Doña Inés iba todas las fiestas de guardar a la iglesia, rezaba y daba limosna para los pobres. Visitaba a las ancianas menesterosas del pueblo, les regalaba zapatos, peinaba a sus nietos, las ayudaba en las labores de costura y, al marchar, dejaba en sus humildes cabañas el suave resplandor de una joven santa. Todos los hombres la deseaban, y al que fuera de su agrado y llegara en buen momento le concedía, además del beso en la mano, un beso en los labios, y el que fuera afortunado y bien parecido podía atreverse, cuando llegara la noche, a escalar su ventana.
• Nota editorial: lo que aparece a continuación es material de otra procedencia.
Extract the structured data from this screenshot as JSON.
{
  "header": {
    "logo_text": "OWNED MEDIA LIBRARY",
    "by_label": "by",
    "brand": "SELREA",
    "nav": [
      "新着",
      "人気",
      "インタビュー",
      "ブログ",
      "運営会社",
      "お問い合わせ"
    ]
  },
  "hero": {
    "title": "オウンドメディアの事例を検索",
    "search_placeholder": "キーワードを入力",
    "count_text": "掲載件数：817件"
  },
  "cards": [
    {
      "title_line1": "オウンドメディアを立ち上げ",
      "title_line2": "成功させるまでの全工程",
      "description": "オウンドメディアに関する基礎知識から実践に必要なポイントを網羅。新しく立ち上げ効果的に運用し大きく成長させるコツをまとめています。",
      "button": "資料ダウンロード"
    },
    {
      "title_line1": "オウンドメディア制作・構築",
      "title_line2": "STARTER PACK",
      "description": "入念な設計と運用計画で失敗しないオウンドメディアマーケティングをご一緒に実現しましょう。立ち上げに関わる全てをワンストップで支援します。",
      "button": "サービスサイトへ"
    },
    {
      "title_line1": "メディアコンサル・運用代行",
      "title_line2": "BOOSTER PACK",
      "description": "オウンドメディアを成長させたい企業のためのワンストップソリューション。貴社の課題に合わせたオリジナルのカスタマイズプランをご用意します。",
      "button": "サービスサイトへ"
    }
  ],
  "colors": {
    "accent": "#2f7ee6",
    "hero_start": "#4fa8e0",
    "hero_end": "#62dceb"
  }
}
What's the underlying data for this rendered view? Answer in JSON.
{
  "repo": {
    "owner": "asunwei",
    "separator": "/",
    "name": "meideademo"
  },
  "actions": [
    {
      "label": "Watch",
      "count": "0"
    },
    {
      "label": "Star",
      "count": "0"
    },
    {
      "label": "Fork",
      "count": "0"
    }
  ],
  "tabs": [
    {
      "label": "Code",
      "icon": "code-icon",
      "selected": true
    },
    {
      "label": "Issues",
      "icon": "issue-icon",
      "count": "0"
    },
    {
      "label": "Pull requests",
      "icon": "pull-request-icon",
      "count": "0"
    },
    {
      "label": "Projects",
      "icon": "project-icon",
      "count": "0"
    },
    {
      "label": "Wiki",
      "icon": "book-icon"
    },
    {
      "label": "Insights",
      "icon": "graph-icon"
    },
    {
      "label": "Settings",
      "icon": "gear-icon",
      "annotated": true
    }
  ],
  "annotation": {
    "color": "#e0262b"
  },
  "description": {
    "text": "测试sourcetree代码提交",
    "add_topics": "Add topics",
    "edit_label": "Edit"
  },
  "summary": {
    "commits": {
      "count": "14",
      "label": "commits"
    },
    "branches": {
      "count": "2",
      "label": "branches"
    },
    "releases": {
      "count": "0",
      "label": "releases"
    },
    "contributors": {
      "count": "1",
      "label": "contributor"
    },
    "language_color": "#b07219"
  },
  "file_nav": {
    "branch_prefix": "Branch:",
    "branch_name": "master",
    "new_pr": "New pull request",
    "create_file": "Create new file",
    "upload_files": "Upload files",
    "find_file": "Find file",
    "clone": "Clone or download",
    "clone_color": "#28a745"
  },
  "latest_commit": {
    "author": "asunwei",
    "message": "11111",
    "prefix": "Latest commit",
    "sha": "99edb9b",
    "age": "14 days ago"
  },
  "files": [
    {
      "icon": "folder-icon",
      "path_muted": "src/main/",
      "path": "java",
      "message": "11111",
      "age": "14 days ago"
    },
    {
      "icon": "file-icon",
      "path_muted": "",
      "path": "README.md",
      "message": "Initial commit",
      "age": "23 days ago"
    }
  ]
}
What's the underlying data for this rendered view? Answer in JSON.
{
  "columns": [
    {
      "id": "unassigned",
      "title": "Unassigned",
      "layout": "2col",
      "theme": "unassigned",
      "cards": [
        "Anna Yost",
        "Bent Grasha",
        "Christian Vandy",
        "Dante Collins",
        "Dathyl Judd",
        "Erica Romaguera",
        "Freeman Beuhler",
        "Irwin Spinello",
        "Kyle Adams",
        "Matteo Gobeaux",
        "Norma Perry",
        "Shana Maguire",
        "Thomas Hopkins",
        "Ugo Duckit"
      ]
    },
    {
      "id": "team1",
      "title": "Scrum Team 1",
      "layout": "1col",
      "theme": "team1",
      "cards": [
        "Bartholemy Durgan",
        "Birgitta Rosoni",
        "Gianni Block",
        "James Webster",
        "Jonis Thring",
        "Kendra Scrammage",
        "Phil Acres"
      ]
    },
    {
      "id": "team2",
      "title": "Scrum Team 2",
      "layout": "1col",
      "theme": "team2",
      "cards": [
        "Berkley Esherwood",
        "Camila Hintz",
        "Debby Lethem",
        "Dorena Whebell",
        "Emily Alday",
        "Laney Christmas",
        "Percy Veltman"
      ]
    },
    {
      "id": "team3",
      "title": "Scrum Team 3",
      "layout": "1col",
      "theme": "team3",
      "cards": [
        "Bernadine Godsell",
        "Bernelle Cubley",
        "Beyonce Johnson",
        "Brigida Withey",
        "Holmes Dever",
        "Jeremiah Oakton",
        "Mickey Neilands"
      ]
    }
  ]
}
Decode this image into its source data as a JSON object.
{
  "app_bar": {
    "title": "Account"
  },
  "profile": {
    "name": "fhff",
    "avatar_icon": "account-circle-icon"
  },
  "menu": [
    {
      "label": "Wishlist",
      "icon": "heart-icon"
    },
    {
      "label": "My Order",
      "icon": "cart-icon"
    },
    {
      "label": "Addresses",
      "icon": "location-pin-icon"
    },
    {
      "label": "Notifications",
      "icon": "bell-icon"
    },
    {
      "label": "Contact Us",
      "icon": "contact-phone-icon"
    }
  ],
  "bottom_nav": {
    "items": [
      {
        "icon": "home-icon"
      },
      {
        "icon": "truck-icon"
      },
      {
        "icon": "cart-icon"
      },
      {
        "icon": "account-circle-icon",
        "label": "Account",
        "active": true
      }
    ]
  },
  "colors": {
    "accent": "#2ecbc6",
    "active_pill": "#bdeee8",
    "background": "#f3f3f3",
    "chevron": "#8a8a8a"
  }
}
Todo el mundo lo sabía, incluso el barón, pese a lo cual la hermosa mujer proseguía en total inocencia y con mirada sonriente su camino, como una muchachita ajena a cualquier deseo de un hombre. De tanto en tanto, aparecía un amante nuevo, que la cortejaba discretamente como a una belleza inaccesible, henchido de orgullo y de felicidad por la valiosa conquista, asombrado de que los demás hombres no se la disputaran y le sonrieran. La casa de doña Inés se levantaba apacible junto al lindero del parque siniestro, rodeada de rosales trepadores y aislada como en un cuento de hadas, y allí vivía ella, entraba y salía, fresca y tierna como una rosa una mañana de verano, con un resplandor puro en su rostro de niña y las pesadas trenzas aureolando su cabeza de finas facciones. Las ancianas pobres del pueblo la bendecían y le besaban las manos, los hombres la saludaban con profunda inclinación y sonreían a su paso, y los niños corrían hacia ella tendiéndole las manitas y dejándose acariciar en las mejillas.
-¿Por qué eres así? -le preguntaba a veces el barón amenazándola con mirada severa.
-¿Acaso tienes algún derecho sobre mí?